Loretta Young plays the part of an orphan named Mary Brennan, who has been raised by two thieves and does not know that she has a twin sister who is now a wealthy socialite. One day, while she is dining at a Chinese restaurant with her two guardians, they notice the wealthy socialite and are taken aback at how closely she resembles Brennan. Hatton and Barraud convince Brennan that she should impersonate the socialite so that they can enter her house and steal the contents of her safe. Brennan enters the house and meets George Wells, who senses something different about Waring and immediately falls in love with her. When night falls, Brennan lets Hatton and Barraud into the house and they attempt to open the safe. Waring happens to enter the house and is shocked to find a woman that looks like her. She is shot at by Barraud, Brennan stays behind to care for Waring but tricks the police into thinking that Waring is the imposter and thief.
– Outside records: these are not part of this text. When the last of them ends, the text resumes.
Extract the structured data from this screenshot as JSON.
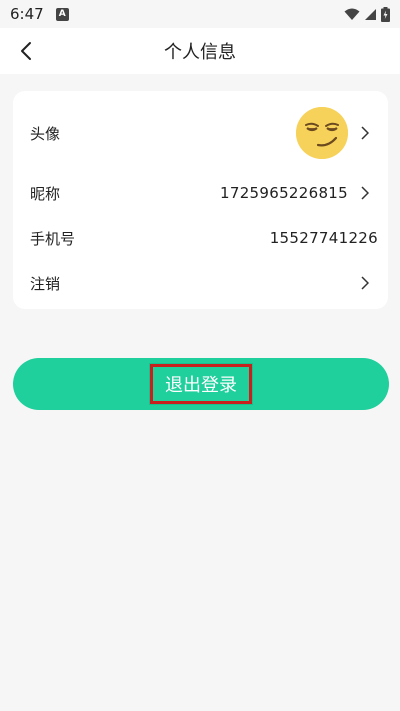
{
  "status_bar": {
    "time": "6:47",
    "notification_badge": "A",
    "icons": [
      "wifi-icon",
      "signal-icon",
      "battery-charging-icon"
    ]
  },
  "header": {
    "title": "个人信息",
    "back_icon": "back-arrow-icon"
  },
  "profile": {
    "avatar_label": "头像",
    "avatar_icon": "smirk-emoji-icon",
    "nickname_label": "昵称",
    "nickname_value": "1725965226815",
    "phone_label": "手机号",
    "phone_value": "15527741226",
    "deregister_label": "注销"
  },
  "actions": {
    "logout_label": "退出登录"
  },
  "colors": {
    "accent": "#1fcf9c",
    "highlight_border": "#c8201d",
    "avatar_bg": "#f7d25a"
  }
}
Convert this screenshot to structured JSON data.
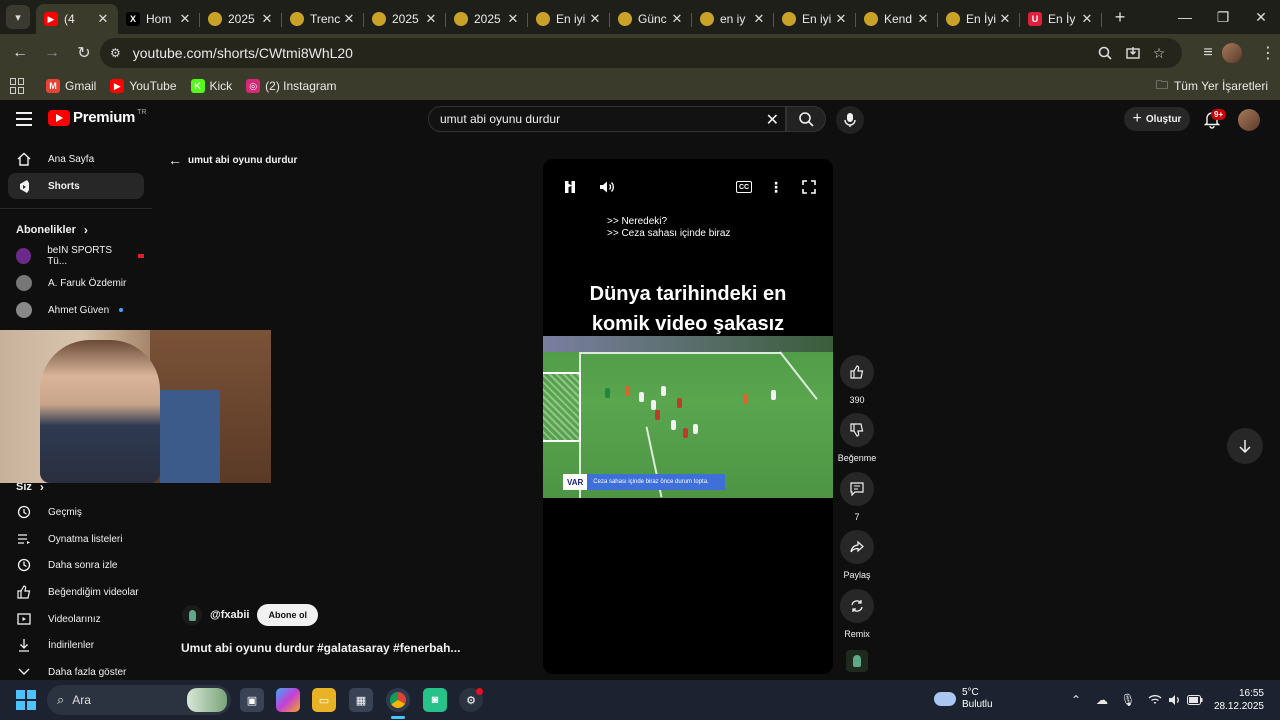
{
  "browser": {
    "tabs": [
      {
        "title": "(4",
        "favicon": "youtube",
        "color": "#ff0000",
        "glyph": "▶",
        "active": true
      },
      {
        "title": "Hom",
        "favicon": "x",
        "color": "#000000",
        "glyph": "X",
        "active": false
      },
      {
        "title": "2025",
        "favicon": "generic",
        "color": "#c9a227",
        "glyph": "",
        "active": false
      },
      {
        "title": "Trenc",
        "favicon": "generic",
        "color": "#c9a227",
        "glyph": "",
        "active": false
      },
      {
        "title": "2025",
        "favicon": "generic",
        "color": "#c9a227",
        "glyph": "",
        "active": false
      },
      {
        "title": "2025",
        "favicon": "generic",
        "color": "#c9a227",
        "glyph": "",
        "active": false
      },
      {
        "title": "En iyi",
        "favicon": "generic",
        "color": "#c9a227",
        "glyph": "",
        "active": false
      },
      {
        "title": "Günc",
        "favicon": "generic",
        "color": "#c9a227",
        "glyph": "",
        "active": false
      },
      {
        "title": "en iy",
        "favicon": "generic",
        "color": "#c9a227",
        "glyph": "",
        "active": false
      },
      {
        "title": "En iyi",
        "favicon": "generic",
        "color": "#c9a227",
        "glyph": "",
        "active": false
      },
      {
        "title": "Kend",
        "favicon": "generic",
        "color": "#c9a227",
        "glyph": "",
        "active": false
      },
      {
        "title": "En İyi",
        "favicon": "generic",
        "color": "#c9a227",
        "glyph": "",
        "active": false
      },
      {
        "title": "En İy",
        "favicon": "udemy",
        "color": "#e0203b",
        "glyph": "U",
        "active": false
      }
    ],
    "url": "youtube.com/shorts/CWtmi8WhL20",
    "bookmarks": [
      {
        "label": "Gmail",
        "color": "#ea4335",
        "glyph": "M"
      },
      {
        "label": "YouTube",
        "color": "#ff0000",
        "glyph": "▶"
      },
      {
        "label": "Kick",
        "color": "#53fc18",
        "glyph": "K"
      },
      {
        "label": "(2) Instagram",
        "color": "#d62976",
        "glyph": "◎"
      }
    ],
    "all_bookmarks": "Tüm Yer İşaretleri"
  },
  "youtube": {
    "logo": "Premium",
    "logo_region": "TR",
    "search_value": "umut abi oyunu durdur",
    "create_label": "Oluştur",
    "notifications_badge": "9+",
    "sidebar": {
      "home": "Ana Sayfa",
      "shorts": "Shorts",
      "subscriptions_header": "Abonelikler",
      "subscriptions": [
        "beIN SPORTS Tü...",
        "A. Faruk Özdemir",
        "Ahmet Güven"
      ],
      "you_header": "Siz",
      "you_items": [
        "Geçmiş",
        "Oynatma listeleri",
        "Daha sonra izle",
        "Beğendiğim videolar",
        "Videolarınız",
        "İndirilenler",
        "Daha fazla göster"
      ]
    },
    "back_label": "umut abi oyunu durdur",
    "player": {
      "subtitle_lines": [
        ">> Neredeki?",
        ">> Ceza sahası içinde biraz"
      ],
      "headline_1": "Dünya tarihindeki en",
      "headline_2": "komik video şakasız",
      "var_tag": "VAR",
      "var_text": "Ceza sahası içinde biraz önce durum topta."
    },
    "actions": {
      "likes": "390",
      "dislike_label": "Beğenme",
      "comments": "7",
      "share_label": "Paylaş",
      "remix_label": "Remix"
    },
    "channel": "@fxabii",
    "subscribe_label": "Abone ol",
    "video_title": "Umut abi oyunu durdur #galatasaray #fenerbah..."
  },
  "taskbar": {
    "search_placeholder": "Ara",
    "weather_temp": "5°C",
    "weather_desc": "Bulutlu",
    "time": "16:55",
    "date": "28.12.2025"
  }
}
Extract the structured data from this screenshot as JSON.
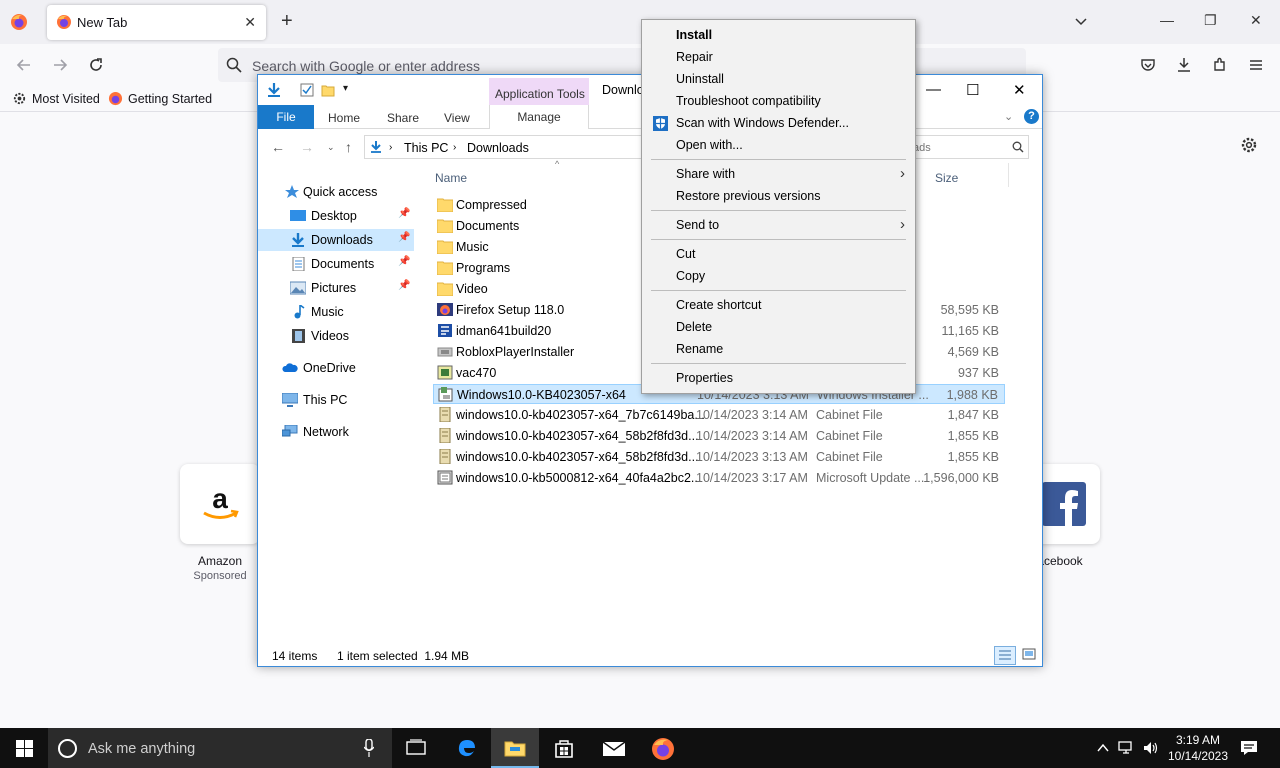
{
  "firefox": {
    "tab_title": "New Tab",
    "url_placeholder": "Search with Google or enter address",
    "bookmarks": [
      "Most Visited",
      "Getting Started"
    ],
    "shortcuts": [
      {
        "label": "Amazon",
        "sub": "Sponsored"
      },
      {
        "label": "acebook",
        "sub": ""
      }
    ]
  },
  "explorer": {
    "app_tools": "Application Tools",
    "title": "Downlo",
    "ribbon": {
      "file": "File",
      "home": "Home",
      "share": "Share",
      "view": "View",
      "manage": "Manage"
    },
    "breadcrumb": [
      "This PC",
      "Downloads"
    ],
    "search_placeholder": "ads",
    "columns": {
      "name": "Name",
      "size": "Size"
    },
    "sidebar": [
      {
        "label": "Quick access",
        "icon": "star-icon",
        "pin": false
      },
      {
        "label": "Desktop",
        "icon": "desktop-icon",
        "pin": true
      },
      {
        "label": "Downloads",
        "icon": "download-arrow-icon",
        "pin": true
      },
      {
        "label": "Documents",
        "icon": "document-icon",
        "pin": true
      },
      {
        "label": "Pictures",
        "icon": "picture-icon",
        "pin": true
      },
      {
        "label": "Music",
        "icon": "music-note-icon",
        "pin": false
      },
      {
        "label": "Videos",
        "icon": "video-icon",
        "pin": false
      },
      {
        "label": "OneDrive",
        "icon": "cloud-icon",
        "pin": false
      },
      {
        "label": "This PC",
        "icon": "monitor-icon",
        "pin": false
      },
      {
        "label": "Network",
        "icon": "network-icon",
        "pin": false
      }
    ],
    "files": [
      {
        "name": "Compressed",
        "date": "",
        "type": "",
        "size": "",
        "icon": "folder-icon"
      },
      {
        "name": "Documents",
        "date": "",
        "type": "",
        "size": "",
        "icon": "folder-icon"
      },
      {
        "name": "Music",
        "date": "",
        "type": "",
        "size": "",
        "icon": "folder-icon"
      },
      {
        "name": "Programs",
        "date": "",
        "type": "",
        "size": "",
        "icon": "folder-icon"
      },
      {
        "name": "Video",
        "date": "",
        "type": "",
        "size": "",
        "icon": "folder-icon"
      },
      {
        "name": "Firefox Setup 118.0",
        "date": "",
        "type": "",
        "size": "58,595 KB",
        "icon": "firefox-setup-icon"
      },
      {
        "name": "idman641build20",
        "date": "",
        "type": "",
        "size": "11,165 KB",
        "icon": "idm-icon"
      },
      {
        "name": "RobloxPlayerInstaller",
        "date": "",
        "type": "",
        "size": "4,569 KB",
        "icon": "roblox-icon"
      },
      {
        "name": "vac470",
        "date": "",
        "type": "",
        "size": "937 KB",
        "icon": "installer-icon"
      },
      {
        "name": "Windows10.0-KB4023057-x64",
        "date": "10/14/2023 3:13 AM",
        "type": "Windows Installer ...",
        "size": "1,988 KB",
        "icon": "msi-icon"
      },
      {
        "name": "windows10.0-kb4023057-x64_7b7c6149ba...",
        "date": "10/14/2023 3:14 AM",
        "type": "Cabinet File",
        "size": "1,847 KB",
        "icon": "cabinet-icon"
      },
      {
        "name": "windows10.0-kb4023057-x64_58b2f8fd3d...",
        "date": "10/14/2023 3:14 AM",
        "type": "Cabinet File",
        "size": "1,855 KB",
        "icon": "cabinet-icon"
      },
      {
        "name": "windows10.0-kb4023057-x64_58b2f8fd3d...",
        "date": "10/14/2023 3:13 AM",
        "type": "Cabinet File",
        "size": "1,855 KB",
        "icon": "cabinet-icon"
      },
      {
        "name": "windows10.0-kb5000812-x64_40fa4a2bc2...",
        "date": "10/14/2023 3:17 AM",
        "type": "Microsoft Update ...",
        "size": "1,596,000 KB",
        "icon": "update-package-icon"
      }
    ],
    "status": {
      "items": "14 items",
      "selected": "1 item selected  1.94 MB"
    }
  },
  "context_menu": {
    "items": [
      {
        "label": "Install",
        "bold": true,
        "submenu": false
      },
      {
        "label": "Repair",
        "bold": false,
        "submenu": false
      },
      {
        "label": "Uninstall",
        "bold": false,
        "submenu": false
      },
      {
        "label": "Troubleshoot compatibility",
        "bold": false,
        "submenu": false
      },
      {
        "label": "Scan with Windows Defender...",
        "bold": false,
        "submenu": false
      },
      {
        "label": "Open with...",
        "bold": false,
        "submenu": false
      },
      {
        "label": "Share with",
        "bold": false,
        "submenu": true
      },
      {
        "label": "Restore previous versions",
        "bold": false,
        "submenu": false
      },
      {
        "label": "Send to",
        "bold": false,
        "submenu": true
      },
      {
        "label": "Cut",
        "bold": false,
        "submenu": false
      },
      {
        "label": "Copy",
        "bold": false,
        "submenu": false
      },
      {
        "label": "Create shortcut",
        "bold": false,
        "submenu": false
      },
      {
        "label": "Delete",
        "bold": false,
        "submenu": false
      },
      {
        "label": "Rename",
        "bold": false,
        "submenu": false
      },
      {
        "label": "Properties",
        "bold": false,
        "submenu": false
      }
    ]
  },
  "taskbar": {
    "search_placeholder": "Ask me anything",
    "time": "3:19 AM",
    "date": "10/14/2023"
  },
  "colors": {
    "selection": "#cce8ff",
    "accent": "#1979ca",
    "app_tools": "#efd9f7"
  }
}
Even though Wells knows the truth, he keeps quiet because he is in love with her. Eventually Brennan discovers that Waring is her twin sister when they discover that they have matching lockets, the charges are dropped and Brennan accepts Wells' proposal of marriage.

==Preservation status==
The film survives intact has been shown on television and cable. Road to Paradise has been preserved at the Library of Congress.

==Home media==
The film is available on DVD from the Warner Archive Collection as a double bill with another Loretta Young film Week-End Marriage.